You can set then in terminal or shell scripts using:

name=value

Or in Node using:

process.env.name = value;

You can access them in shell using:

echo $name

Or in Node using:

console.log(process.env.name);

The scope of the environment variables is the process when they are defined and the sub-processes that it executes.

For example write a Node program called envtest.js:

console.log('Node program:', process.env.test);
process.env.test = 'new value';
console.log('Node program:', process.env.test);

And a shell script called envtest1.sh:

test=value
echo "Shell script: $test"
node envtest.js
echo "Shell script: $test"

Running sh envtest1.sh wil print:

Shell script: value
Node program: undefined
Node program: new value
Shell script: value

As yu can see the Node program doesn't get the value because it wasn't exported. It can set the value and use the new value but it will not be changed in the shell script.

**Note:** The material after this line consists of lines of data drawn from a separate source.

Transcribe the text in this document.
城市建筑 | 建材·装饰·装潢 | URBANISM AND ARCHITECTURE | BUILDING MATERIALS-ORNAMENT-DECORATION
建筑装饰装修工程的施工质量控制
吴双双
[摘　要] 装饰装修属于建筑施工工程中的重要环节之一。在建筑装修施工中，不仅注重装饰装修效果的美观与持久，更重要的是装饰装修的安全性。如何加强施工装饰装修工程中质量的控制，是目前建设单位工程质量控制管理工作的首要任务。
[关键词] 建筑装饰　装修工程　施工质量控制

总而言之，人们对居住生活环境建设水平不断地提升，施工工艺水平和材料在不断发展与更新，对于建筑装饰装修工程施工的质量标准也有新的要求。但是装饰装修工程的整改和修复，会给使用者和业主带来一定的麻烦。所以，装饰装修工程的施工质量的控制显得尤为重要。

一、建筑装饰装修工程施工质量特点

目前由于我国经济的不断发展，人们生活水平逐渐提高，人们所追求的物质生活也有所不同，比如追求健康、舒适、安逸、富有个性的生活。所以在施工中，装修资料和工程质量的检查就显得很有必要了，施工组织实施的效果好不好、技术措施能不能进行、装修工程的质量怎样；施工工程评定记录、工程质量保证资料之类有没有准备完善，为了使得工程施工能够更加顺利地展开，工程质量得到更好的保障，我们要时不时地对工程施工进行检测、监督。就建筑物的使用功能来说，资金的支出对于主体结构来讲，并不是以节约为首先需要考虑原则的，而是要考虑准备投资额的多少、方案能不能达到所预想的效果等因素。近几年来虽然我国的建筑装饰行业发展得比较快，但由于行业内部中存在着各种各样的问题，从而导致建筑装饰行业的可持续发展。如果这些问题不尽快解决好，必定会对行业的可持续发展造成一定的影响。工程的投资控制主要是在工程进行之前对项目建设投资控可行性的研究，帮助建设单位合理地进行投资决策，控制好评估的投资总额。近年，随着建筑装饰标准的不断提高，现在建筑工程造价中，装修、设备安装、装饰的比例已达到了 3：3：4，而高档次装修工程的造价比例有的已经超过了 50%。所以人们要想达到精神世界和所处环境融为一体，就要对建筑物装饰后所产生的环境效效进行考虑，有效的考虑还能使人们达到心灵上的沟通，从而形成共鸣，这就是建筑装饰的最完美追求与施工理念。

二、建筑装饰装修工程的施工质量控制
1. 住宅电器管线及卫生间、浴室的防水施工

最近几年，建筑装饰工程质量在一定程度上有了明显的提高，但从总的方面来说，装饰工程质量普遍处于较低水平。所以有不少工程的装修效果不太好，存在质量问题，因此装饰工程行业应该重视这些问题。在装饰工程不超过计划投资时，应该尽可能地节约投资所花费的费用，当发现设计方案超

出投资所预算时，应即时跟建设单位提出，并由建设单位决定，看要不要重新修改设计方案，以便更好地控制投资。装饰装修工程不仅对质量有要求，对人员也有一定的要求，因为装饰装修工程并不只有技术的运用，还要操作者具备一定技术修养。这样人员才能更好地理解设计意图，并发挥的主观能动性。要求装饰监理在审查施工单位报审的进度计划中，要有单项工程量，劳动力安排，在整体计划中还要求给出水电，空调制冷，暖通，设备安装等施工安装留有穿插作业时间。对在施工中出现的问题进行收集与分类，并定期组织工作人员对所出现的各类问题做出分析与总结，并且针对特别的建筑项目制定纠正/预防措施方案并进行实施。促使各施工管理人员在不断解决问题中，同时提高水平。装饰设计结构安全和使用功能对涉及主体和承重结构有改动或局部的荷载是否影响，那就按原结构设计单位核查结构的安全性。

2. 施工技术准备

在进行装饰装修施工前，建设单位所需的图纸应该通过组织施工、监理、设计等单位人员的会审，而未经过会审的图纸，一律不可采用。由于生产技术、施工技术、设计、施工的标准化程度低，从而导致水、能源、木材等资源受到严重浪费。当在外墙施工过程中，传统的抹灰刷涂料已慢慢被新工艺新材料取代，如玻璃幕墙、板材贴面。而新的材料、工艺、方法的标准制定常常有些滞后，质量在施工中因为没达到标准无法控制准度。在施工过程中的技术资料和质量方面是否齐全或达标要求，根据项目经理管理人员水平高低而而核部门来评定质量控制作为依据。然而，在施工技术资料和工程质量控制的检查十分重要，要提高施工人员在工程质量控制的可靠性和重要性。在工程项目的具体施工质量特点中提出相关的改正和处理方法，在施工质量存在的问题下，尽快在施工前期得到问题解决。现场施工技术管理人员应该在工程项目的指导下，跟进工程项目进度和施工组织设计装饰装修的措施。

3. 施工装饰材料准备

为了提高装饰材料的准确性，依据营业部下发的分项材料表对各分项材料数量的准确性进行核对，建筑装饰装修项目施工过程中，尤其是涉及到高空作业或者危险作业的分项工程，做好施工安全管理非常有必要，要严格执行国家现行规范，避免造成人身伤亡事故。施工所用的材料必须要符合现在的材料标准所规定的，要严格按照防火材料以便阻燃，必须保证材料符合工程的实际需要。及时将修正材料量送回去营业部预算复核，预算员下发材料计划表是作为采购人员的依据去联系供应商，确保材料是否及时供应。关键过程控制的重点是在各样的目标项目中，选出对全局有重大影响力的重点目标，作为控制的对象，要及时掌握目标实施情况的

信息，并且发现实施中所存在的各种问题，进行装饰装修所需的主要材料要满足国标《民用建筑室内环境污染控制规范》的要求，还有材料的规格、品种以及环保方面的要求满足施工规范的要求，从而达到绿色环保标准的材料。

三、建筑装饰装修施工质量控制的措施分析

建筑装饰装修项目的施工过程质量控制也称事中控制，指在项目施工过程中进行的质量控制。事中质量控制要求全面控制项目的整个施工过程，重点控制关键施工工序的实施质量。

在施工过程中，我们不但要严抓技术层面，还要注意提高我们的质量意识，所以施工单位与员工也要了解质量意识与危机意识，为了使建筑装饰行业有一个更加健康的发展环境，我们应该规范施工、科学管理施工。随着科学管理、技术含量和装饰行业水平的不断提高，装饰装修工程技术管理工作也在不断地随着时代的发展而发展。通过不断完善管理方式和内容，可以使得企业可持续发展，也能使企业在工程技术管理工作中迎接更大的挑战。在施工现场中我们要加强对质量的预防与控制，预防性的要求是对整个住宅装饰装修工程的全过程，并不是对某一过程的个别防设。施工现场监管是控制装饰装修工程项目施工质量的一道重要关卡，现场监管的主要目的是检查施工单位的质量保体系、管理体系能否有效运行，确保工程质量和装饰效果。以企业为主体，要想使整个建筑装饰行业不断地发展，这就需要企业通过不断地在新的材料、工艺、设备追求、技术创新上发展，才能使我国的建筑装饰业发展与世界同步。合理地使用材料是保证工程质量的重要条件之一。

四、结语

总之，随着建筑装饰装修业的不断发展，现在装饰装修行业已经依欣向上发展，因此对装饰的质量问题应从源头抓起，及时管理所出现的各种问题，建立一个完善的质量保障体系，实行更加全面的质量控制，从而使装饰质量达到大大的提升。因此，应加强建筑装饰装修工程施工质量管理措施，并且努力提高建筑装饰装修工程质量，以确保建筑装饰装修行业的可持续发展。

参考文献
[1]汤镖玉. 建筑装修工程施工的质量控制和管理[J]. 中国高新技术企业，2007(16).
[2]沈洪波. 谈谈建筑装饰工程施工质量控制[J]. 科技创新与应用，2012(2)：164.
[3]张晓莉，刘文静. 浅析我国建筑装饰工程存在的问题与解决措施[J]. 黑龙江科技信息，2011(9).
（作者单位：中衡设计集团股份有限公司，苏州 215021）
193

Now, write a different shell script:

test=value
export test
echo "Shell script: $test"
node envtest.js
echo "Shell script: $test"

This time running sh envtest2.sh will print:

Shell script: value
Node program: value
Node program: new value
Shell script: value

It means that the Node program got the value because it was exported this time, it can still change it and use the new value but it works on its own copy, it is not changed in the original shell script that called this Node program.

Instead of:

test=value
export test

You can write:

export test=value

as a shorthand.

A more complicated example, write envtest3.sh:

export test=value
echo "Shell script: $test"
node envtest.js
echo "Shell script: $test"
test=value2 node envtest.js
echo "Shell script: $test"

This time it will print:

Shell script: value
Node program: value
Node program: new value
Shell script: value
Node program: value2
Node program: new value
Shell script: value

Which shows that running test=value2 node envtest.js sets the value of test variable to value2 but only to this invocation of the Node program - the value in the rest of the shell script is still value as it was before.

Those are the 3 kinds of scope of environemnt variables - normally a variable in a shell script is not exported and the programs that you run can't see it. When it is exported then the programs that you run can see it and can modify it but they work on their own copy and it isn't changed in the shell script.

When you run name=value command then the environment variable will be set just for that command but the old value will remain in the rest of the script.

Those are the basics of environment variables and how you can use them in Node.